Baseball has been a beloved sport for many years, and it has been linked to chewing tobacco since its inception. Despite the fact that 16 of the 30 MLB stadiums have banned the use of smokeless tobacco, it is still a part of the game. Major League Baseball (MLB) has taken steps to eliminate smokeless tobacco from the game, but progress has been slow. In 1993, MLB banned tobacco use in minor leagues, but the rule did not apply to major league players or employees due to the Collective Bargaining Agreement in place at the time.
Last May, MLB surveyed players and found that 33% still use smokeless tobacco. Recognizing the influence that major league players have on their young fans, MLB players agreed to a new contract that limits their use of chewing tobacco and their ability to carry it with their fans. The Twins are no strangers to smoking, and players can still be seen with a dip in their mouths. Despite this, MLB lobbied for a bargaining table ban in recent CBA talks.

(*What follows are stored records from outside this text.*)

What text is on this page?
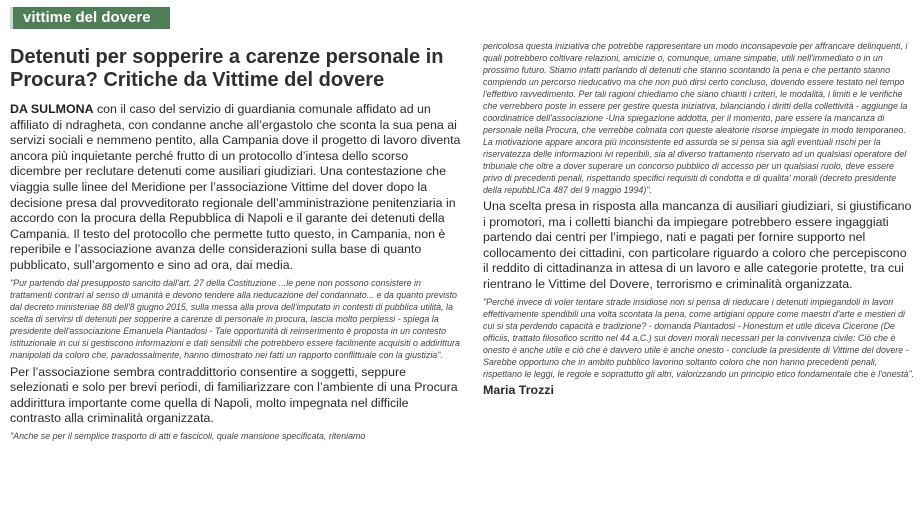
vittime del dovere
Detenuti per sopperire a carenze personale in Procura? Critiche da Vittime del dovere

DA SULMONA con il caso del servizio di guardiania comunale affidato ad un affiliato di ndragheta, con condanne anche all’ergastolo che sconta la sua pena ai servizi sociali e nemmeno pentito, alla Campania dove il progetto di lavoro diventa ancora più inquietante perché frutto di un protocollo d’intesa dello scorso dicembre per reclutare detenuti come ausiliari giudiziari. Una contestazione che viaggia sulle linee del Meridione per l’associazione Vittime del dover dopo la decisione presa dal provveditorato regionale dell’amministrazione penitenziaria in accordo con la procura della Repubblica di Napoli e il garante dei detenuti della Campania. Il testo del protocollo che permette tutto questo, in Campania, non è reperibile e l’associazione avanza delle considerazioni sulla base di quanto pubblicato, sull’argomento e sino ad ora, dai media.

"Pur partendo dal presupposto sancito dall'art. 27 della Costituzione ...le pene non possono consistere in trattamenti contrari al senso di umanità e devono tendere alla rieducazione del condannato... e da quanto previsto dal decreto ministeriae 88 dell'8 giugno 2015, sulla messa alla prova dell'imputato in contesti di pubblica utilità, la scelta di servirsi di detenuti per sopperire a carenze di personale in procura, lascia molto perplessi - spiega la presidente dell'associazione Emanuela Piantadosi - Tale opportunità di reinserimento è proposta in un contesto istituzionale in cui si gestiscono informazioni e dati sensibili che potrebbero essere facilmente acquisiti o addirittura manipolati da coloro che, paradossalmente, hanno dimostrato nei fatti un rapporto conflittuale con la giustizia".

Per l’associazione sembra contraddittorio consentire a soggetti, seppure selezionati e solo per brevi periodi, di familiarizzare con l’ambiente di una Procura addirittura importante come quella di Napoli, molto impegnata nel difficile contrasto alla criminalità organizzata.

"Anche se per il semplice trasporto di atti e fascicoli, quale mansione specificata, riteniamo

pericolosa questa iniziativa che potrebbe rappresentare un modo inconsapevole per affrancare delinquenti, i quali potrebbero coltivare relazioni, amicizie o, comunque, umane simpatie, utili nell'immediato o in un prossimo futuro. Stiamo infatti parlando di detenuti che stanno scontando la pena e che pertanto stanno compiendo un percorso rieducativo ma che non può dirsi certo concluso, dovendo essere testato nel tempo l'effettivo ravvedimento. Per tali ragioni chiediamo che siano chiariti i criteri, le modalità, i limiti e le verifiche che verrebbero poste in essere per gestire questa iniziativa, bilanciando i diritti della collettività - aggiunge la coordinatrice dell'associazione -Una spiegazione addotta, per il momento, pare essere la mancanza di personale nella Procura, che verrebbe colmata con queste aleatorie risorse impiegate in modo temporaneo. La motivazione appare ancora più inconsistente ed assurda se si pensa sia agli eventuali rischi per la riservatezza delle informazioni ivi reperibili, sia al diverso trattamento riservato ad un qualsiasi operatore del tribunale che oltre a dover superare un concorso pubblico di accesso per un qualsiasi ruolo, deve essere privo di precedenti penali, rispettando specifici requisiti di condotta e di qualita' morali (decreto presidente della repubbLICa 487 del 9 maggio 1994)".

Una scelta presa in risposta alla mancanza di ausiliari giudiziari, si giustificano i promotori, ma i colletti bianchi da impiegare potrebbero essere ingaggiati partendo dai centri per l’impiego, nati e pagati per fornire supporto nel collocamento dei cittadini, con particolare riguardo a coloro che percepiscono il reddito di cittadinanza in attesa di un lavoro e alle categorie protette, tra cui rientrano le Vittime del Dovere, terrorismo e criminalità organizzata.

"Perché invece di voler tentare strade insidiose non si pensa di rieducare i detenuti impiegandoli in lavori effettivamente spendibili una volta scontata la pena, come artigiani oppure come maestri d'arte e mestieri di cui si sta perdendo capacità e tradizione? - domanda Piantadosi - Honestum et utile diceva Cicerone (De officiis, trattato filosofico scritto nel 44 a.C.) sui doveri morali necessari per la convivenza civile: Ciò che è onesto è anche utile e ciò che è davvero utile è anche onesto - conclude la presidente di Vittime del dovere - Sarebbe opportuno che in ambito pubblico lavorino soltanto coloro che non hanno precedenti penali, rispettano le leggi, le regole e soprattutto gli altri, valorizzando un principio etico fondamentale che è l'onestà".

Maria Trozzi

College baseball banned smokeless tobacco in 1990 and the minor leagues quickly followed suit in 1993. Jon Heyman of CBS Sports reported that an MLB survey found that smokeless tobacco use among players has dropped to 33 percent. Over the past 26 years, major league baseball has only made gradual changes to their chewing tobacco policies. The league ultimately banned Butler from chewing straws during games, saying it was a safety concern. Smokeless tobacco in baseball urged teens to buy its product using slogans such as May cause the need to act like a man.
With all that on their feet (and for many, seated), players often choose to let their minds wander with a little smokeless tobacco that rests on the lower lip or inside the cheek. Sandoval is the prototypical baseball player you never see actually inserting tobacco into his mouth, and yet he always seems to have something on his cheek or lip. Amid growing health problems, it's quite phenomenal that Beane spits in his cup as he rolls and deals at the helm of a relatively successful baseball organization. It's been more than a week and Gwynn's death continues to affect others around baseball, especially those who use smokeless tobacco or chew. For me, baseball is quite interesting without the constant use of tobacco and I hope it will not have any serious effect on any of the 10 gentlemen presented.